Until recently, anyone wanting a guide to his exotic career could find an extensive article in Wikipedia, which mentioned everything from his fraud conviction in 1986 (when a judge branded him “one of nature’s swindlers, without scruples or conscience”) through his failed attempts to buy football clubs and the recurring doubts about whether he’s really a lawyer at all. (“As far as we’re concerned,” the Law Society has said, “he has no legal qualifications whatsoever.”)

Di Stefano didn’t like this one little bit. Two years ago he started editing out anything he found embarrassing, sometimes twice a day, to the point where the page was “locked” for several months to prevent further tampering. When asked to stop deleting the contents he threatened Wikipedia contributors with legal action.

On 24 April this year, without warning, Wikipedia founder and director Jimmy “Jimbo” Wales personally deleted the entire page. Soon afterwards a new, cleaned-up version of the di Stefano entry was created – minus all the awkward facts.

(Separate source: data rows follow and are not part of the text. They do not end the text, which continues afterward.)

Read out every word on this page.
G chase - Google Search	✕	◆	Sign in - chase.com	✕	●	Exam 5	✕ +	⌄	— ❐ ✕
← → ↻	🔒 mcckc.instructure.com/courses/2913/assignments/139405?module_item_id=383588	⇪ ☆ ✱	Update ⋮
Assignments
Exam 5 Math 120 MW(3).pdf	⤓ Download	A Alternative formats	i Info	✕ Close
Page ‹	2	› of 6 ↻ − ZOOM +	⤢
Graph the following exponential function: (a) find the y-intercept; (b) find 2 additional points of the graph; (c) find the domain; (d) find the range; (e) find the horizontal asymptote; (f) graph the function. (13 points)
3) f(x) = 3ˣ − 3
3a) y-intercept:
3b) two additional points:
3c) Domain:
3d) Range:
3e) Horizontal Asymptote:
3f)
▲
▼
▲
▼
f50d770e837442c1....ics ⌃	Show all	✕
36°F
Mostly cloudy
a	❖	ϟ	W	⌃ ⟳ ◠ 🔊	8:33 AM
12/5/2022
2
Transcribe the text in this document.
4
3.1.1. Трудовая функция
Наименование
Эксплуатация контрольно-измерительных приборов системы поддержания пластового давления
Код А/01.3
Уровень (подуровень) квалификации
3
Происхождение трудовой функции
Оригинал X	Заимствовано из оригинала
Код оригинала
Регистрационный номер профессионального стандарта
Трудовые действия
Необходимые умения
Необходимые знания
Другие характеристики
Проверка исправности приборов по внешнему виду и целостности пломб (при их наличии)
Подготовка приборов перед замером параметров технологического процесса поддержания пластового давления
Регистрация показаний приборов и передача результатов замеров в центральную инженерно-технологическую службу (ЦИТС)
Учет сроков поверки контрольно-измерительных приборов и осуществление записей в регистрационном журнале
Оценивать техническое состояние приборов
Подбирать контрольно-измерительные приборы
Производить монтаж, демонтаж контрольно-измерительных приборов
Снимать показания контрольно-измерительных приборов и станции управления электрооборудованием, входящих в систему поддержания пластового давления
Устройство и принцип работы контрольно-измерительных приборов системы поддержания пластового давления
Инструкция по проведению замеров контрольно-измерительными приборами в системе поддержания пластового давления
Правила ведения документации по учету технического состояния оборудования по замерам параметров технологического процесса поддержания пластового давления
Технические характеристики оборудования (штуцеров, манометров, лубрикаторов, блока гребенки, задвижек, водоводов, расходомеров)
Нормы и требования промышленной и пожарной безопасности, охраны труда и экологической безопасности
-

This is of course denied on the relevant discussion page, but there has been a similar incident when John Byrne complained about his article, which was not to his liking but largely true if not very well sourced andwhich was subsequently scrubbed by Jimbo “sole founder of Wikipedia” Wales himself. So it would not surprise me if he panicked again in this case…

James Nicoll is being deleted!

Don’t worry, it’s only his Wikipedia entry that’s under threat from overzealous editors, on the grounds that he’s “non noticable”, which more and more these days is Wikipedia speak for “I never heard of him and I can’t be bothered to find out more about him”. If you look at the entry’s editing history as well, you see a pattern emerging in which the same editor first prunes it down until it’s almost worthless and then nominates it for deletion because there’s nothing interesting in the remaining article.

In all, this little kerfuffle seems to be exactly what drove Teresa Nielsen Hayden to give up on Wikipedia. The vinegar pissers are in control, the people who’d rather delete articles than create them, the
people with no humour but with an inflated sense of importance and with the time to watch Wikipedia 24/7 and gain power. Wikipedia rewards those users who dedicate themselve to doing cleanup more than it rewards users who dedicate themselves to writing articles, partially because doing cleanup gians you a lot of edits, fast, which is considered important in an user and partially because the Wikipedia culture as a whole is so wary about vandalism and abuse after the horrid experience it has gone through the past few years when it grew too large too quickly. In the process the baby got thrown out with the bathwater and it is now possible for people who literally contribute nothing but delete andnoticability notices to Wikipedia to be elected to positions of power.

The pendulum needs to swing back, to a culture more open to less serious entries you wouldn’t find in the Encyclopedia Brittanica, which is less obsessed with citations and has a better grip on how to handle those parts of culture mainly found online, like James Nicoll. The first step should be death to noticability!